O mecanismo de autenticação do MONGODB-Amazon Web Services usa as credenciais do Amazon Web Services Identity e Access Management (Amazon Web Services IAM) para autenticar um usuário no MongoDB. Você pode usar esse mecanismo somente ao autenticar no MongoDB Atlas.

Dica

Configurar Atlas para Autenticação IAM do Amazon Web Services

Para saber mais sobre como configurar o MongoDB Atlas para autenticação do Amazon Web Services IAM, consulte Configurar a autenticação com o Amazon Web Services IAM na documentação do Atlas .

Especifique a autenticação MONGODB-AWS

Para utilizar o mecanismo de autenticação MONGODB-AWS, especifique 'MONGODB-AWS' como o valor da opção de conexão do authMechanism.

Observação

A biblioteca PHP do MongoDB usa a implementação da libmongoc do mecanismo de autenticação MONGODB-AWS. Para saber mais sobre como usar esse mecanismo de autenticação com libmongoc, consulte Autenticação via Amazon Web Services IAM na documentação do driver C.

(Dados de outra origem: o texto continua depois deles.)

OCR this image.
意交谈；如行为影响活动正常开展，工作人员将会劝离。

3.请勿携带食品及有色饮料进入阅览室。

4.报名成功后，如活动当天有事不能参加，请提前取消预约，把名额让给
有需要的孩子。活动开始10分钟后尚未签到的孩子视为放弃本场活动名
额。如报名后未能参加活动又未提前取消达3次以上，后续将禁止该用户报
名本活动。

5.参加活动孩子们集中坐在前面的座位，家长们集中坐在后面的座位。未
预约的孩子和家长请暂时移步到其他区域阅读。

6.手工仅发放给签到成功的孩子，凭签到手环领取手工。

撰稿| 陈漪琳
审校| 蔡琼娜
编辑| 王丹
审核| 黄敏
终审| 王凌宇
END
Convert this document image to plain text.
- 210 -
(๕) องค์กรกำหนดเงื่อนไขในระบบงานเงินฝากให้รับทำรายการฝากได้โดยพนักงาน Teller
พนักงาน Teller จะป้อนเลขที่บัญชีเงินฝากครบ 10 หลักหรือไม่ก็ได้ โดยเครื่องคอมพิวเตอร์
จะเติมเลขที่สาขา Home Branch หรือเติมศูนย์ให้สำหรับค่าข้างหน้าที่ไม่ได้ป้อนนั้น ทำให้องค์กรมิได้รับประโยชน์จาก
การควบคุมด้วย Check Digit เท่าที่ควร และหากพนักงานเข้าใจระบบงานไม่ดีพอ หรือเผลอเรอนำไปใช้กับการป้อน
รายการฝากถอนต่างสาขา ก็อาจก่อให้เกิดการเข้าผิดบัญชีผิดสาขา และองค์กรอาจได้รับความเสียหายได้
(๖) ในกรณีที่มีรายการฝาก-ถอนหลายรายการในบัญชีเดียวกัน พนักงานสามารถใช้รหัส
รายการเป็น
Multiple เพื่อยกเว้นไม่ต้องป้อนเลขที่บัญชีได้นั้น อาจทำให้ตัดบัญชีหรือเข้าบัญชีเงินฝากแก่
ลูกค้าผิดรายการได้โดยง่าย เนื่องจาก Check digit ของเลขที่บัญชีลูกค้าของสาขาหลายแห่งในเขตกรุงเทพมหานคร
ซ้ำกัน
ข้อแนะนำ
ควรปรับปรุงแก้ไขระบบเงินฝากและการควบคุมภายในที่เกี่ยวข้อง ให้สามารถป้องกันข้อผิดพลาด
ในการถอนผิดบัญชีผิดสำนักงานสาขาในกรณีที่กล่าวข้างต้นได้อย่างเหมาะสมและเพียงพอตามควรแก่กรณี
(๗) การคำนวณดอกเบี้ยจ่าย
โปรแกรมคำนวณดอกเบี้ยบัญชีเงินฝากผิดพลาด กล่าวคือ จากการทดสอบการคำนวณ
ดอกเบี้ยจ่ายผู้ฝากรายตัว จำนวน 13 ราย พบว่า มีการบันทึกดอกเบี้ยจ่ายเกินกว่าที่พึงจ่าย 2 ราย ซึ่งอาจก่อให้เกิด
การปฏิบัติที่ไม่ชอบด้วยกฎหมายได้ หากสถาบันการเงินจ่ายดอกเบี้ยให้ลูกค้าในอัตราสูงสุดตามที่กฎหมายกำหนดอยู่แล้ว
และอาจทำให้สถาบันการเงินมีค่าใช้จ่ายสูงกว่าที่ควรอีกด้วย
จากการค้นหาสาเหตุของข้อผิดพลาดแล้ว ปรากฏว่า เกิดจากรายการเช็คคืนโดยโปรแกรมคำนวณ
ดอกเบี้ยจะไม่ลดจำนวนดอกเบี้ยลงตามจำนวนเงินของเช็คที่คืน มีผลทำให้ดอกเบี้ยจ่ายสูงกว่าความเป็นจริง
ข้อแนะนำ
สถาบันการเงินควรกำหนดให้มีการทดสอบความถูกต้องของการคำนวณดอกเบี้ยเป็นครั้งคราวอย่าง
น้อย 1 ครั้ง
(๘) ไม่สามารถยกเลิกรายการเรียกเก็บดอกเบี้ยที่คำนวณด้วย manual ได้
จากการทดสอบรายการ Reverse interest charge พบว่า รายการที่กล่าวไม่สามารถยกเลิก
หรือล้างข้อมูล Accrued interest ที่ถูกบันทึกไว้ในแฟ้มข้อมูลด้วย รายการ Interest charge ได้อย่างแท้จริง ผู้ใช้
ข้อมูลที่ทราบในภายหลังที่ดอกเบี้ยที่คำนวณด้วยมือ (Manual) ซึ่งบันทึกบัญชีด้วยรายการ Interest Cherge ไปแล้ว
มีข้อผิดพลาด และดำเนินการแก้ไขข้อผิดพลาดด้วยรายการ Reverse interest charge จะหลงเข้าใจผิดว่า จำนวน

Quando você usa o mecanismo MONGODB-Amazon Web Services , o driver tenta recuperar as credenciais do Amazon Web Services das seguintes fontes, na ordem listada:

  1. Opções passadas para MongoDB\Client como parte do URI de conexão ou um parâmetro de opções

  2. Variáveis de ambiente

  3. Solicitação Amazon Web Services EKS AssumeRoleWithWebIdentity

  4. Metadados do container ECS

  5. Metadados de instância do EC2

As seções a seguir descrevem como recuperar credenciais dessas fontes e utilizá-las para autenticar seu aplicação PHP.

MongoDB\ClientCredentials

Primeiro, o driver verifica se você passou as credenciais do Amazon Web Services para o construtor MongoDB\Client, como parte do URI de conexão ou do parâmetro da array $uriOptions. Para passar suas credenciais para MongoDB\Client, defina as seguintes opções de conexão:

  • username: O ID da chave de acesso do Amazon Web Services IAM para autenticar. Porcentagem Codifique esse valor antes de incluí-lo em um URI de conexão.

  • password: A chave de acesso secreto IAM do Amazon Web Services. Porcentagem Codifique esse valor antes de incluí-lo em um URI de conexão.

  • authMechanism: Defina como 'MONGODB-AWS'.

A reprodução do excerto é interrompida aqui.